I don't really care about the second, but I don't think it's misleading. It imports everything transitively, which I think is good enough.

For the first, the setup we have now works exactly as intended. The workflow is: if you add a new module that does something completely new you need to manually add it to the top-level module. This is what the script we have enforces. If the action fails because of this, it's not a problem - it's just a reminder that you need to add this file.

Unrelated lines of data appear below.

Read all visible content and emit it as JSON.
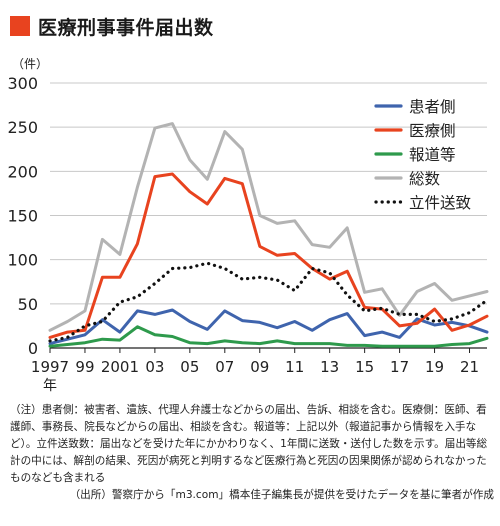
{
  "title": "医療刑事事件届出数",
  "chart_data": {
    "type": "line",
    "ylabel": "（件）",
    "ylim": [
      0,
      300
    ],
    "yticks": [
      0,
      50,
      100,
      150,
      200,
      250,
      300
    ],
    "xlim": [
      1997,
      2022
    ],
    "xticks": [
      {
        "x": 1997,
        "label": "1997"
      },
      {
        "x": 1999,
        "label": "99"
      },
      {
        "x": 2001,
        "label": "2001"
      },
      {
        "x": 2003,
        "label": "03"
      },
      {
        "x": 2005,
        "label": "05"
      },
      {
        "x": 2007,
        "label": "07"
      },
      {
        "x": 2009,
        "label": "09"
      },
      {
        "x": 2011,
        "label": "11"
      },
      {
        "x": 2013,
        "label": "13"
      },
      {
        "x": 2015,
        "label": "15"
      },
      {
        "x": 2017,
        "label": "17"
      },
      {
        "x": 2019,
        "label": "19"
      },
      {
        "x": 2021,
        "label": "21"
      }
    ],
    "xunit": "年",
    "grid": "horizontal",
    "legend_position": "top-right",
    "x": [
      1997,
      1998,
      1999,
      2000,
      2001,
      2002,
      2003,
      2004,
      2005,
      2006,
      2007,
      2008,
      2009,
      2010,
      2011,
      2012,
      2013,
      2014,
      2015,
      2016,
      2017,
      2018,
      2019,
      2020,
      2021,
      2022
    ],
    "series": [
      {
        "name": "患者側",
        "color": "#3f64ad",
        "style": "solid",
        "values": [
          5,
          10,
          15,
          32,
          18,
          42,
          38,
          43,
          30,
          21,
          42,
          31,
          29,
          23,
          30,
          20,
          32,
          39,
          14,
          18,
          12,
          33,
          26,
          29,
          25,
          18
        ]
      },
      {
        "name": "医療側",
        "color": "#e8431f",
        "style": "solid",
        "values": [
          12,
          18,
          20,
          80,
          80,
          118,
          194,
          197,
          177,
          163,
          192,
          186,
          115,
          105,
          107,
          90,
          78,
          87,
          46,
          44,
          25,
          28,
          44,
          20,
          26,
          36
        ]
      },
      {
        "name": "報道等",
        "color": "#2e9a4c",
        "style": "solid",
        "values": [
          2,
          4,
          6,
          10,
          9,
          24,
          15,
          13,
          6,
          5,
          8,
          6,
          5,
          8,
          5,
          5,
          5,
          3,
          3,
          2,
          2,
          2,
          2,
          4,
          5,
          11
        ]
      },
      {
        "name": "総数",
        "color": "#b3b3b3",
        "style": "solid",
        "values": [
          20,
          30,
          42,
          123,
          106,
          182,
          249,
          254,
          213,
          191,
          245,
          225,
          150,
          141,
          144,
          117,
          114,
          136,
          63,
          67,
          37,
          64,
          73,
          54,
          59,
          64
        ]
      },
      {
        "name": "立件送致",
        "color": "#111111",
        "style": "dotted",
        "values": [
          8,
          12,
          25,
          30,
          52,
          58,
          73,
          90,
          91,
          96,
          90,
          78,
          80,
          77,
          65,
          90,
          85,
          60,
          42,
          45,
          38,
          38,
          30,
          33,
          40,
          54
        ]
      }
    ]
  },
  "notes": {
    "body": "（注）患者側：被害者、遺族、代理人弁護士などからの届出、告訴、相談を含む。医療側：医師、看護師、事務長、院長などからの届出、相談を含む。報道等：上記以外（報道記事から情報を入手など）。立件送致数：届出などを受けた年にかかわりなく、1年間に送致・送付した数を示す。届出等総計の中には、解剖の結果、死因が病死と判明するなど医療行為と死因の因果関係が認められなかったものなども含まれる",
    "source": "（出所）警察庁から「m3.com」橋本佳子編集長が提供を受けたデータを基に筆者が作成"
  }
}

Your proposal seems to be to change the workflow, so that every module in this repository is always being type checked - no more manual intervention necessary when you add something at the top. This is convenient, but has the following downsides to our current approach:

  • The top-level module would basically just become a directory listing. Right now there is a bit of noise in it, but it's a relatively compact overview of all the different projects in the repository. The noise on this would be turned up to eleven.
  • The git history on the top-level module would become fairly useless. Every time a module is renamed it would show up in the history of this file. You can make the argument that it shouldn't be checked in then (as the stdlib does I think), but then you just have even more loss of information. Right now, it's super easy to see when something was added, or see in a PR when a module is being added that isn't imported somewhere else. We'd lose all of this.
  • This is basically a continuation of the previous point, but we'd also lose the ability to see whether e.g. a refactoring 'orphans' a module. Right now, you get an error from CI, which means you can for example delete the module if it's not being used anymore. In your proposed workflow you wouldn't see this, and we might accumulate orphan modules over time.

Overall, we'd get all of these downsides, for the upside of someone not having to write a single import once every 6 months or so. That's just not worth it.

If you thank an auto-generated everything file is useful, I don't mind adding that. But it shouldn't be what's being used by CI to ensure everything is actually being type checked. And it probably shouldn't be checked into the repository, but I wouldn't mind too much.